Neues Volksblatt: "Reich?" (von Michael Kaltenberger)

Ausgabe vom 26. Juli 2010

Linz (OTS) - Die Reichensteuer, das unbekannte Wesen.
Zuerst war in der SPÖ von 80.000 Millionären die Rede, denen man drei Milliarden Euro fürs Budget abnehmen könnte, ohne dass sie es richtig merken. Dann sind jene 5500 Spitzenverdiener dazu gekommen, die im Jahr mehr als 300.000 Euro verdienen, denen man über einen "Solidarzuschlag", wie die Reichensteuer plötzlich genannt wurde, weitere 155 Millionen Euro wegnehmen könnte. Und jetzt hat SPÖ-Finanzstaatssekretär Andreas Schieder durchklingen lassen, wohin die SPÖ mit ihrer Reichensteuer wirklich will: Reich sei jemand, sagte Schieder, der den Spitzensteuersatz von 50 Prozent zahlen muss - und der ist ab einem Einkommen von 60.000 Euro im Jahr fällig. Womit sich die Zahl der "G'stopften" und damit der Geschröpften auf 158.300 erhöhen würde.

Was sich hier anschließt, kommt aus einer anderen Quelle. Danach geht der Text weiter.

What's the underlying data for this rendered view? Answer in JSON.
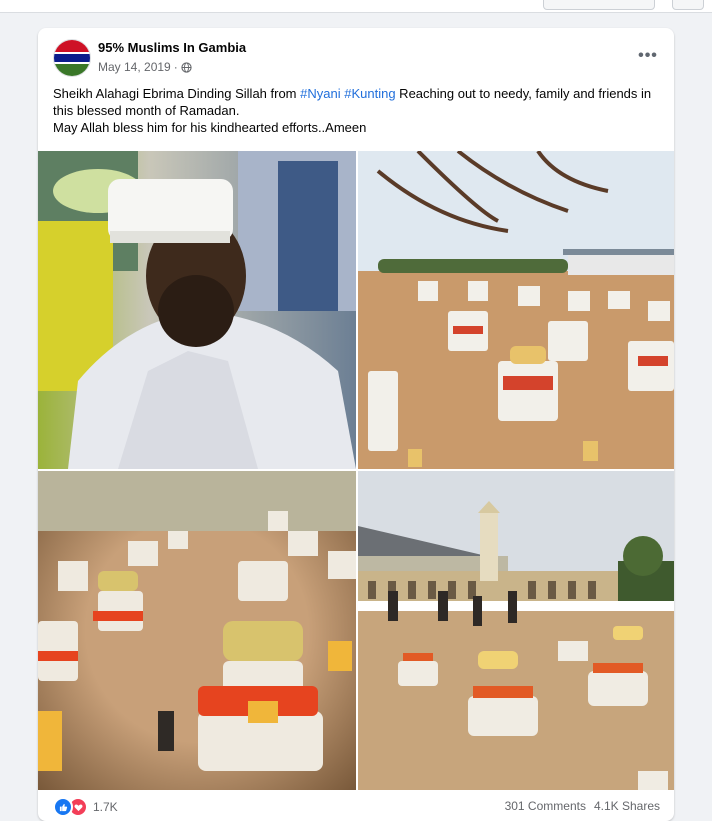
{
  "post": {
    "author": "95% Muslims In Gambia",
    "date": "May 14, 2019",
    "separator": "·",
    "text_before": "Sheikh Alahagi Ebrima Dinding Sillah from ",
    "hashtag1": "#Nyani",
    "hashtag2": "#Kunting",
    "text_after": " Reaching out to needy, family and friends in this blessed month of Ramadan.",
    "text_line2": "May Allah bless him for his kindhearted efforts..Ameen",
    "more_label": "•••",
    "icons": {
      "privacy": "globe-icon",
      "more": "more-options-icon",
      "like": "like-reaction-icon",
      "love": "love-reaction-icon"
    }
  },
  "reactions": {
    "count": "1.7K"
  },
  "stats": {
    "comments": "301 Comments",
    "shares": "4.1K Shares"
  },
  "colors": {
    "hashtag": "#216fdb",
    "like": "#1877f2",
    "love": "#f33e58",
    "flag_red": "#ce1126",
    "flag_blue": "#0c1c8c",
    "flag_green": "#3a7728"
  }
}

Natürlich wird die SPÖ wieder Stein und Bein schwören, dass sie nie und nimmer den Mittelstand, die Leistungsträger, die Stützen der Gesellschaft treffen will. Die SPÖ wird wieder Nebelgranaten werfen. Aber wenn sich der Nebel verzogen haben wird, wie eben jetzt für einen kurzen Augenblick, dann wird man sehen, wen die Sozis mit ihrer "Reichensteuer" wirklich im Visier haben: den Mittelstand.